The U.S. military is stepping up support to the United Arab Emirates after a series of missile and drone attacks launched by Yemen’s Houthi rebels. U.S. General Frank McKenzie, head of the U.S. Central Command overseeing American forces in the Middle East, has been in the UAE to bolster defenses. Analysts say the attacks on the Gulf nation could hurt its reputation as a stable business and tourist hub with tough security.
Speaking from the United Arab Emirates, U.S. General Frank McKenzie said battlefield setbacks in Yemen by Iran-backed Houthi rebels may have prompted recent attacks on the UAE capital, Abu Dhabi, where a military base also hosts U.S. troops. The seven-year Yemen war has pit Houthis against government forces backed by Saudi Arabia and an Arab coalition, including the UAE. The conflict, viewed as a proxy war involving Iran, has killed tens of thousands of Yemenis, sparking one of the world’s worst humanitarian crises.
U.S. and United Nations officials have documented Iran smuggling high-end weapons to the Houthis. "Medium range ballistic missiles that were fired from Yemen and entered UAE were not invented, built, designed in Yemen," McKenzie said. So, I think we certainly see the Iranian connection to this."
Giuseppe Dentice heads the Middle East desk at Rome’s Center for International Studies. He told VOA that the Houthis are using the attacks to leverage their demands.
"It’s a strong and symbolic sign that shows how no one in the Gulf is safe and the Houthis have the ability to hit all these countries in the area. Maybe the main risk is the growing internationalization of the conflict with a widening front of new players; for instance, Israel that is interested to support Abu Dhabi to confront Iran in any scenario of this crisis. These attacks aim to weaken the security of the commercial, tourism, (and) financial hub in the Gulf," he said.
Dr. Andreas Krieg, an associate professor at the School of Security at King's College in London, agrees that the Houthi attacks pose a menace to the UAE's standing as the key commercial and tourism hub in the Gulf and could hurt its safe reputation for finance and security.
“This is a major reputational damage to the idea of the UAE being one of the safest and more secure countries in the world,” Krieg told The New Arab online publication. “The fact that air defenses were unable to protect very critical infrastructure is definitely something the UAE will now have to consider,” he said.

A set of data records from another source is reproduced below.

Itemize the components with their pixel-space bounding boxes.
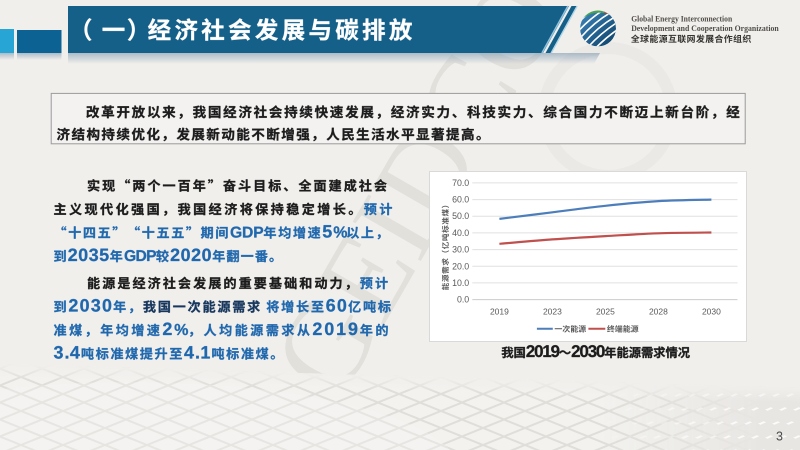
svg-text:2019: 2019 [490, 307, 509, 317]
svg-text:Development and Cooperation Or: Development and Cooperation Organization [631, 24, 779, 33]
svg-text:70.0: 70.0 [452, 178, 469, 188]
svg-text:3: 3 [776, 430, 783, 444]
svg-text:60.0: 60.0 [452, 195, 469, 205]
svg-text:0.0: 0.0 [457, 295, 469, 305]
svg-text:50.0: 50.0 [452, 211, 469, 221]
svg-text:20.0: 20.0 [452, 261, 469, 271]
svg-text:2030: 2030 [702, 307, 721, 317]
svg-text:2023: 2023 [543, 307, 562, 317]
svg-text:2025: 2025 [596, 307, 615, 317]
svg-text:40.0: 40.0 [452, 228, 469, 238]
svg-text:Global Energy Interconnection: Global Energy Interconnection [631, 14, 732, 23]
svg-text:30.0: 30.0 [452, 245, 469, 255]
svg-text:10.0: 10.0 [452, 278, 469, 288]
svg-text:2028: 2028 [649, 307, 668, 317]
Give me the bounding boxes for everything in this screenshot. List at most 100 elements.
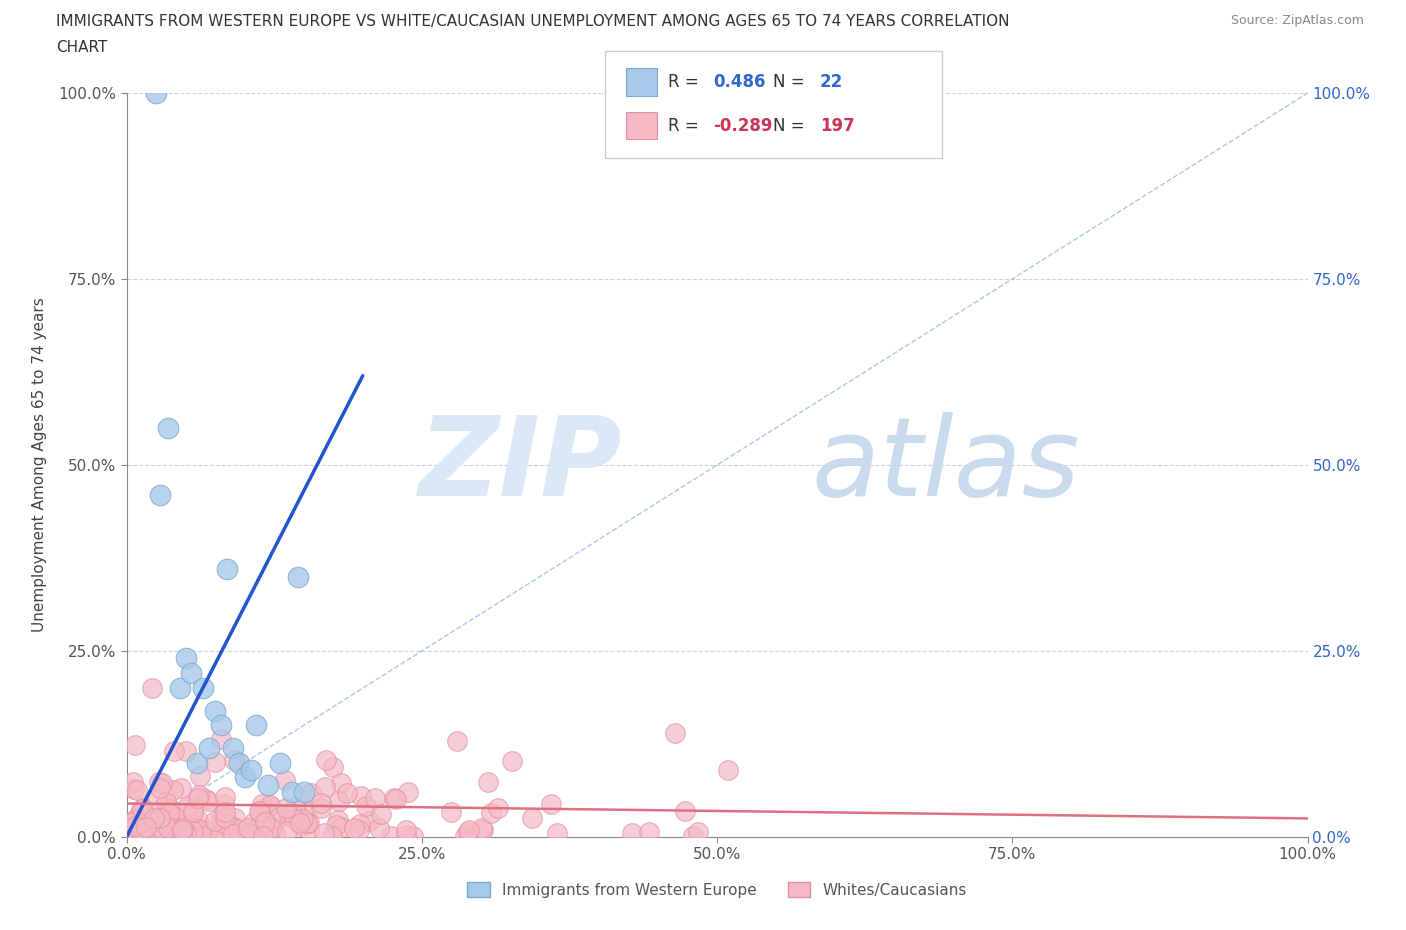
Point [187, 790, 209, 805]
Point [280, 806, 302, 821]
Point [224, 811, 246, 826]
Point [336, 786, 359, 801]
Point [222, 740, 245, 755]
Point [354, 799, 377, 814]
Point [250, 797, 273, 812]
Point [197, 793, 219, 808]
Point [364, 791, 387, 806]
Point [309, 796, 332, 811]
Point [148, 775, 170, 790]
Point [184, 820, 207, 835]
Point [236, 825, 259, 840]
Point [124, 814, 146, 829]
Point [249, 817, 271, 832]
Point [124, 811, 146, 826]
Point [163, 744, 186, 759]
Point [162, 828, 184, 843]
Point [315, 752, 337, 767]
Point [247, 804, 270, 819]
Point [294, 805, 316, 820]
Point [285, 806, 308, 821]
Text: R =: R = [668, 116, 699, 135]
Point [267, 809, 290, 824]
Point [254, 817, 277, 831]
Point [174, 651, 197, 666]
Point [457, 825, 479, 840]
Text: Source: ZipAtlas.com: Source: ZipAtlas.com [1230, 14, 1364, 27]
Point [259, 798, 281, 813]
Point [153, 823, 176, 838]
Point [239, 763, 262, 777]
Point [257, 777, 280, 792]
Point [343, 821, 366, 836]
Point [211, 817, 233, 832]
Point [211, 808, 233, 823]
Point [149, 780, 172, 795]
Point [269, 755, 291, 770]
Point [214, 804, 236, 819]
Point [198, 740, 221, 755]
Point [127, 819, 149, 834]
Point [127, 825, 149, 840]
Point [299, 786, 322, 801]
Point [264, 827, 287, 842]
Point [486, 801, 509, 816]
Point [166, 828, 188, 843]
Point [259, 798, 281, 813]
Point [686, 825, 709, 840]
Point [145, 86, 167, 100]
Point [440, 804, 463, 819]
Point [471, 823, 494, 838]
Point [396, 785, 419, 800]
Point [145, 821, 167, 836]
Point [159, 802, 181, 817]
Point [125, 817, 148, 832]
Point [231, 827, 253, 842]
Text: atlas: atlas [811, 411, 1080, 519]
Text: 0.486: 0.486 [713, 73, 765, 91]
Point [165, 828, 187, 843]
Point [124, 737, 146, 752]
Point [233, 770, 256, 785]
Point [193, 681, 215, 696]
Point [457, 823, 479, 838]
Point [170, 780, 193, 795]
Point [204, 754, 226, 769]
Point [215, 828, 238, 843]
Point [163, 817, 186, 831]
Point [186, 755, 208, 770]
Point [153, 816, 176, 830]
Point [125, 826, 148, 841]
Point [141, 822, 163, 837]
Point [284, 799, 307, 814]
Point [149, 487, 172, 502]
Point [146, 792, 169, 807]
Point [664, 726, 686, 741]
Point [370, 806, 392, 821]
Point [155, 795, 177, 810]
Point [446, 734, 468, 749]
Point [127, 823, 149, 838]
Point [546, 825, 568, 840]
Point [170, 817, 193, 831]
Point [195, 824, 218, 839]
Point [148, 815, 170, 830]
Point [170, 828, 193, 843]
Point [287, 569, 309, 584]
Point [170, 822, 193, 837]
Point [208, 828, 231, 843]
Point [146, 813, 169, 828]
Point [717, 763, 740, 777]
Point [181, 802, 204, 817]
Text: 197: 197 [820, 116, 855, 135]
Point [169, 681, 191, 696]
Point [328, 813, 350, 828]
Point [215, 562, 238, 577]
Point [620, 825, 643, 840]
Point [385, 791, 408, 806]
Point [162, 783, 184, 798]
Point [152, 827, 174, 842]
Point [209, 718, 232, 733]
Point [176, 744, 198, 759]
Point [382, 790, 405, 805]
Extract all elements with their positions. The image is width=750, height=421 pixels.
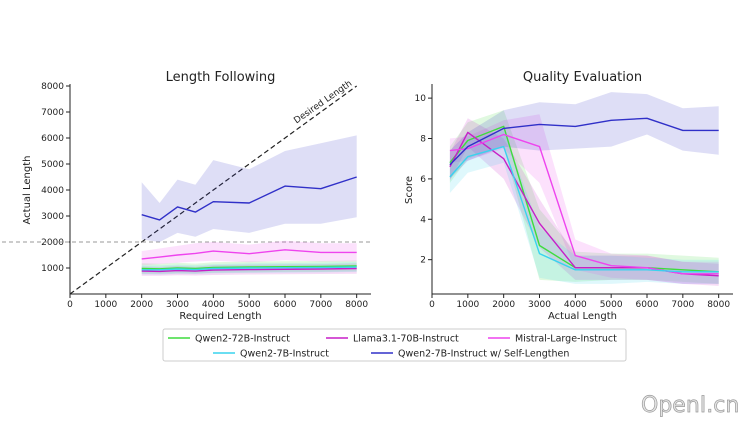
x-tick-label: 8000 [345,300,368,310]
x-tick-label: 6000 [274,300,297,310]
desired-length-annotation: Desired Length [292,79,354,126]
x-tick-label: 3000 [166,300,189,310]
legend-label-mistral-large-instruct: Mistral-Large-Instruct [515,334,617,345]
series-band-qwen2-7b-instruct-w-self-lengthen [449,92,719,179]
chart-title: Quality Evaluation [523,70,642,85]
series-line-llama3-1-70b-instruct [141,267,357,273]
y-axis-label: Actual Length [22,156,33,225]
y-axis-label: Score [404,176,415,204]
y-tick-label: 3000 [41,212,64,222]
series-band-llama3-1-70b-instruct [449,118,719,286]
series-band-qwen2-7b-instruct-w-self-lengthen [141,135,357,242]
legend: Qwen2-72B-Instruct Qwen2-7B-Instruct Llama… [162,328,627,362]
desired-length-line [69,85,358,295]
x-tick-label: 0 [429,300,435,310]
x-tick-label: 1000 [456,300,479,310]
y-tick-label: 4000 [41,186,64,196]
x-tick-label: 5000 [600,300,623,310]
x-tick-label: 3000 [528,300,551,310]
series-line-mistral-large-instruct [141,249,357,260]
x-tick-label: 1000 [94,300,117,310]
y-tick-label: 7000 [41,108,64,118]
x-axis-label: Actual Length [548,311,617,322]
x-tick-label: 7000 [309,300,332,310]
x-tick-label: 4000 [202,300,225,310]
y-tick-label: 6000 [41,134,64,144]
series-line-qwen2-7b-instruct-w-self-lengthen [141,176,357,221]
x-tick-label: 7000 [671,300,694,310]
length-following-chart: Length Following 0 1000 2000 3000 4000 5000 600… [2,70,371,322]
series-band-mistral-large-instruct [449,114,719,284]
y-tick-label: 1000 [41,264,64,274]
y-tick-label: 8 [420,135,426,145]
x-tick-label: 5000 [238,300,261,310]
x-tick-label: 8000 [707,300,730,310]
series-band-qwen2-7b-instruct [449,130,719,284]
x-tick-label: 2000 [492,300,515,310]
y-tick-label: 8000 [41,82,64,92]
series-line-qwen2-72b-instruct [141,265,357,270]
watermark: OpenI.cn [641,393,739,418]
series-line-qwen2-7b-instruct-w-self-lengthen [449,117,719,166]
y-tick-label: 2000 [41,238,64,248]
quality-evaluation-chart: Quality Evaluation 0 1000 2000 3000 4000 5000 6… [404,70,733,322]
y-tick-label: 2 [420,256,426,266]
series-band-qwen2-72b-instruct [449,110,719,284]
x-tick-label: 4000 [564,300,587,310]
legend-label-llama3-1-70b-instruct: Llama3.1-70B-Instruct [353,334,459,345]
x-tick-label: 2000 [130,300,153,310]
series-line-qwen2-7b-instruct [449,145,719,273]
x-axis-label: Required Length [179,311,261,322]
legend-label-qwen2-7b-instruct-w-self-lengthen: Qwen2-7B-Instruct w/ Self-Lengthen [398,349,569,360]
y-tick-label: 6 [420,175,426,185]
legend-label-qwen2-72b-instruct: Qwen2-72B-Instruct [195,334,290,345]
legend-label-qwen2-7b-instruct: Qwen2-7B-Instruct [240,349,329,360]
x-tick-label: 0 [67,300,73,310]
y-tick-label: 5000 [41,160,64,170]
y-tick-label: 4 [420,215,426,225]
legend-box [162,328,627,362]
x-tick-label: 6000 [636,300,659,310]
y-tick-label: 10 [415,94,427,104]
series-line-qwen2-7b-instruct [141,266,357,271]
chart-title: Length Following [166,70,276,85]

Until recently, the UAE had been immune from such outright missile and drone attacks that the Houthis have rained down on neighboring Saudi Arabia.
The Pentagon says advanced F-22 fighter jets are being sent to the UAE and a guided missile destroyer, the USS Cole, will aid its navy to surveil Gulf waters for shipments of contraband. U.S. President Joe Biden says Washington is considering re-designating the Houthis as an international terrorist organization, a label which was rescinded last February. The UAE has called for the designation to be restored.